If you want to create the node mappings between versions,
go to the versionMappings notebook in the BHSA repo and run it.

In [6]:
# good = runPipeline(pipeline, versions=['3', '4', '4b', '2016', '2017', 'c'], force=True)
# good = runPipeline(pipeline, versions=['2016', '2017', 'c'], force=True)
# good = runPipeline(pipeline, versions=["2021"], repos=["bridging", "trees"], force=False)
good = runPipeline(pipeline, versions=["2021"], force=False)


##############################################################################################
#                                                                                            #
#     16m 30s Make version [2021]                                                            #
#                                                                                            #
##############################################################################################


**********************************************************************************************
*                                                                                            *
*     16m 30s Make repo [bhsa]                                                               *
*                                                                                            *
**********************************************************************************************


---------------------------------------------

# End of pipeline

You might want to create the version mappings between recent versions.
See the etcbc/bhsa/programs/versionMappings notebook.

# What follows is legacy stuff.

# Consolidate the continuous version

Previously, version `c` acted as a *continuous* version.

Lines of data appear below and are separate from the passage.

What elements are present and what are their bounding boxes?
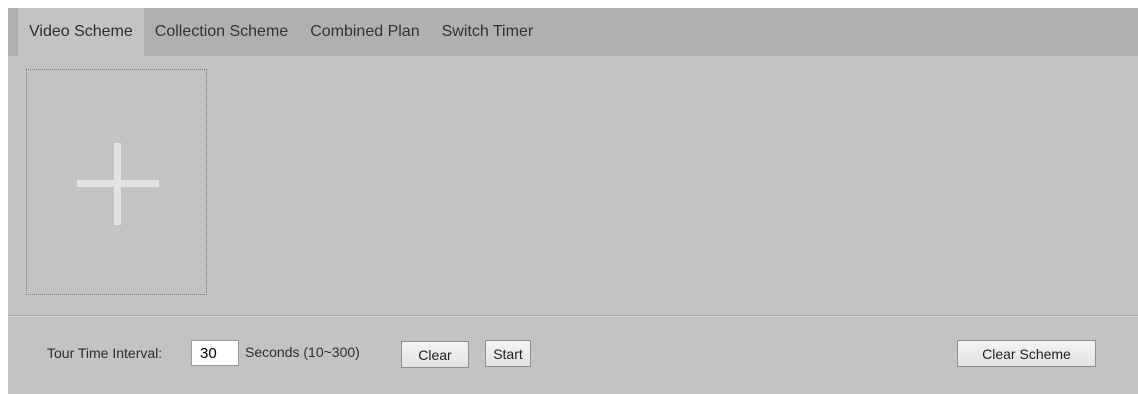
tab-switch-timer[interactable]: Switch Timer (431, 8, 545, 56)
tour-interval-input[interactable] (191, 340, 239, 366)
tab-bar: Video Scheme Collection Scheme Combined … (8, 8, 1138, 56)
plus-icon-vertical-bar (114, 143, 121, 225)
divider (8, 315, 1138, 316)
tour-interval-label: Tour Time Interval: (47, 345, 163, 361)
add-video-tile[interactable] (26, 69, 207, 295)
tab-combined-plan[interactable]: Combined Plan (299, 8, 430, 56)
tour-interval-unit: Seconds (10~300) (245, 344, 360, 360)
start-button[interactable]: Start (485, 340, 531, 367)
clear-scheme-button[interactable]: Clear Scheme (957, 340, 1096, 367)
plus-icon (77, 143, 159, 225)
tab-label: Video Scheme (29, 23, 133, 40)
tab-label: Switch Timer (441, 23, 534, 40)
tab-label: Combined Plan (310, 23, 420, 40)
video-scheme-panel: Video Scheme Collection Scheme Combined … (8, 8, 1138, 394)
tab-collection-scheme[interactable]: Collection Scheme (144, 8, 299, 56)
tab-video-scheme[interactable]: Video Scheme (18, 8, 144, 56)
tab-label: Collection Scheme (154, 23, 289, 40)
clear-button[interactable]: Clear (401, 341, 469, 368)
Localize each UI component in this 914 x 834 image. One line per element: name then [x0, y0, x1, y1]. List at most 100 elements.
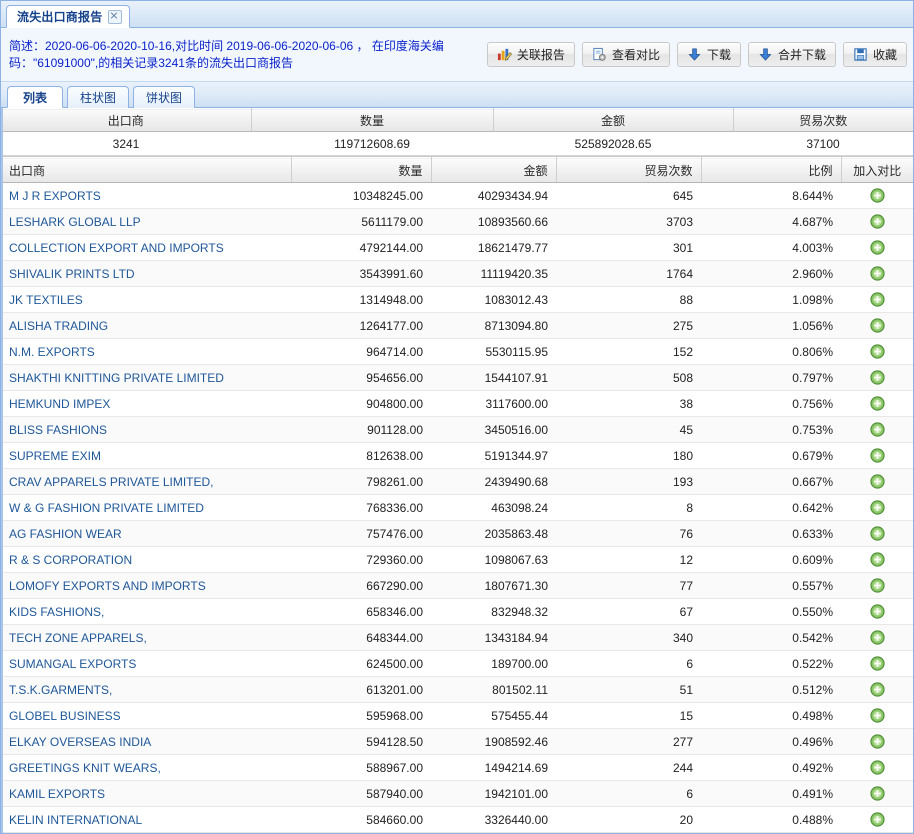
exporter-link[interactable]: BLISS FASHIONS [9, 423, 107, 437]
report-window: 流失出口商报告 简述：2020-06-06-2020-10-16,对比时间 20… [0, 0, 914, 834]
exporter-link[interactable]: W & G FASHION PRIVATE LIMITED [9, 501, 204, 515]
exporter-link[interactable]: JK TEXTILES [9, 293, 83, 307]
cell-add-to-compare[interactable] [841, 182, 913, 209]
add-circle-icon[interactable] [869, 812, 885, 827]
add-circle-icon[interactable] [869, 266, 885, 281]
add-circle-icon[interactable] [869, 344, 885, 359]
add-circle-icon[interactable] [869, 578, 885, 593]
cell-add-to-compare[interactable] [841, 312, 913, 339]
cell-add-to-compare[interactable] [841, 286, 913, 313]
cell-add-to-compare[interactable] [841, 260, 913, 287]
add-circle-icon[interactable] [869, 552, 885, 567]
tab-strip: 流失出口商报告 [1, 1, 913, 28]
exporter-link[interactable]: GLOBEL BUSINESS [9, 709, 121, 723]
exporter-link[interactable]: KIDS FASHIONS, [9, 605, 104, 619]
exporter-link[interactable]: SUMANGAL EXPORTS [9, 657, 136, 671]
table-row: KIDS FASHIONS, 658346.00 832948.32 67 0.550% [1, 598, 913, 625]
cell-add-to-compare[interactable] [841, 546, 913, 573]
favorite-button[interactable]: 收藏 [842, 42, 907, 67]
exporter-link[interactable]: M J R EXPORTS [9, 189, 101, 203]
cell-add-to-compare[interactable] [841, 494, 913, 521]
cell-add-to-compare[interactable] [841, 598, 913, 625]
cell-add-to-compare[interactable] [841, 702, 913, 729]
cell-exporter: SUMANGAL EXPORTS [1, 650, 291, 677]
add-circle-icon[interactable] [869, 448, 885, 463]
cell-add-to-compare[interactable] [841, 390, 913, 417]
add-circle-icon[interactable] [869, 708, 885, 723]
cell-add-to-compare[interactable] [841, 650, 913, 677]
cell-add-to-compare[interactable] [841, 520, 913, 547]
cell-add-to-compare[interactable] [841, 728, 913, 755]
add-circle-icon[interactable] [869, 760, 885, 775]
add-circle-icon[interactable] [869, 656, 885, 671]
exporter-link[interactable]: KELIN INTERNATIONAL [9, 813, 142, 827]
save-floppy-icon [854, 48, 867, 61]
cell-add-to-compare[interactable] [841, 364, 913, 391]
exporter-link[interactable]: LOMOFY EXPORTS AND IMPORTS [9, 579, 206, 593]
exporter-link[interactable]: KAMIL EXPORTS [9, 787, 105, 801]
exporter-link[interactable]: CRAV APPARELS PRIVATE LIMITED, [9, 475, 214, 489]
related-report-button[interactable]: 关联报告 [486, 42, 575, 67]
add-circle-icon[interactable] [869, 396, 885, 411]
add-circle-icon[interactable] [869, 474, 885, 489]
exporter-link[interactable]: ELKAY OVERSEAS INDIA [9, 735, 151, 749]
cell-add-to-compare[interactable] [841, 234, 913, 261]
cell-ratio: 0.797% [701, 364, 841, 391]
add-circle-icon[interactable] [869, 318, 885, 333]
tab-list[interactable]: 列表 [7, 86, 63, 108]
exporter-link[interactable]: HEMKUND IMPEX [9, 397, 110, 411]
exporter-link[interactable]: SHAKTHI KNITTING PRIVATE LIMITED [9, 371, 224, 385]
download-button[interactable]: 下载 [676, 42, 741, 67]
cell-add-to-compare[interactable] [841, 754, 913, 781]
exporter-link[interactable]: N.M. EXPORTS [9, 345, 95, 359]
exporter-link[interactable]: AG FASHION WEAR [9, 527, 122, 541]
exporter-link[interactable]: ALISHA TRADING [9, 319, 108, 333]
exporter-link[interactable]: GREETINGS KNIT WEARS, [9, 761, 161, 775]
add-circle-icon[interactable] [869, 682, 885, 697]
cell-add-to-compare[interactable] [841, 208, 913, 235]
detail-header-amount[interactable]: 金额 [431, 157, 557, 183]
view-comparison-button[interactable]: 查看对比 [581, 42, 670, 67]
detail-header-trades[interactable]: 贸易次数 [556, 157, 702, 183]
exporter-link[interactable]: COLLECTION EXPORT AND IMPORTS [9, 241, 224, 255]
add-circle-icon[interactable] [869, 370, 885, 385]
add-circle-icon[interactable] [869, 500, 885, 515]
detail-header-ratio[interactable]: 比例 [701, 157, 842, 183]
detail-header-exporter[interactable]: 出口商 [1, 157, 292, 183]
add-circle-icon[interactable] [869, 734, 885, 749]
add-circle-icon[interactable] [869, 630, 885, 645]
cell-quantity: 757476.00 [291, 520, 431, 547]
cell-add-to-compare[interactable] [841, 338, 913, 365]
cell-add-to-compare[interactable] [841, 780, 913, 807]
add-circle-icon[interactable] [869, 422, 885, 437]
detail-header-quantity[interactable]: 数量 [291, 157, 432, 183]
add-circle-icon[interactable] [869, 214, 885, 229]
document-tab-report[interactable]: 流失出口商报告 [6, 5, 131, 28]
merge-download-button[interactable]: 合并下载 [747, 42, 836, 67]
add-circle-icon[interactable] [869, 292, 885, 307]
exporter-link[interactable]: SUPREME EXIM [9, 449, 101, 463]
exporter-link[interactable]: T.S.K.GARMENTS, [9, 683, 112, 697]
cell-add-to-compare[interactable] [841, 624, 913, 651]
cell-trades: 6 [556, 780, 701, 807]
exporter-link[interactable]: R & S CORPORATION [9, 553, 132, 567]
close-icon[interactable] [108, 9, 123, 24]
cell-ratio: 0.492% [701, 754, 841, 781]
cell-add-to-compare[interactable] [841, 806, 913, 833]
exporter-link[interactable]: SHIVALIK PRINTS LTD [9, 267, 135, 281]
cell-add-to-compare[interactable] [841, 416, 913, 443]
exporter-link[interactable]: TECH ZONE APPARELS, [9, 631, 147, 645]
add-circle-icon[interactable] [869, 188, 885, 203]
add-circle-icon[interactable] [869, 526, 885, 541]
add-circle-icon[interactable] [869, 240, 885, 255]
add-circle-icon[interactable] [869, 604, 885, 619]
tab-bar-chart[interactable]: 柱状图 [67, 86, 130, 108]
cell-add-to-compare[interactable] [841, 572, 913, 599]
cell-add-to-compare[interactable] [841, 676, 913, 703]
cell-add-to-compare[interactable] [841, 442, 913, 469]
cell-add-to-compare[interactable] [841, 468, 913, 495]
tab-pie-chart[interactable]: 饼状图 [133, 86, 196, 108]
exporter-link[interactable]: LESHARK GLOBAL LLP [9, 215, 141, 229]
add-circle-icon[interactable] [869, 786, 885, 801]
cell-trades: 20 [556, 806, 701, 833]
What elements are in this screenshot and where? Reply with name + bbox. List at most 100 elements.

The idea was that it would be overwritten
by new snapshots of the data on a regular basis.

We do not do that anymore, so the following steps are no longer relevant.

Version `c` will be inactivated.

Each version is a fixed version.

We support the following workflow to carry out these updates:

1. make a new version called `_temp`. Note:
   * this choice of name prevents it to reach github, because `_temp` directories are in `.gitignore`;
   * after running this workflow, the version `_temp` already exists, this is not a problem;
2. put a new data snapshot in the `source/_temp` directory of the `bhsa` repo, add also data to the
   `source/_temp` directories of the other repos in the pipeline, as far as relevant;
3. run `good = runPipeline(pipeline, versions=['_temp'], force=True)`. Note:
   * we use `force=True` here, because then the old data in version `_temp` will be thoroughly overwritten;
4. if all went well run `copyVersion(pipeline, '_temp', 'c')`. This will overwrite all data directories
   in version `c` by the just created data directories in `temp`.

If you have run an update version called `_temp`, and all has went well
you can copy over the entire version (including its source and temp directories to `c`).

In [5]:
# good = True
# good = False

if good:
    copyVersion(pipeline, "_temp", "c")


##############################################################################################
#                                                                                            #
#     14m 41s Copy version _temp ==> c                                                       #
#                                                                                            #
##############################################################################################


**********************************************************************************************
*                                                                                            *
*     14m 41s Repo bhsa                                                                      *
*                                                                                            *
**********************************************************************************************

|     14m 41s 	Copy source/_temp ==> source/c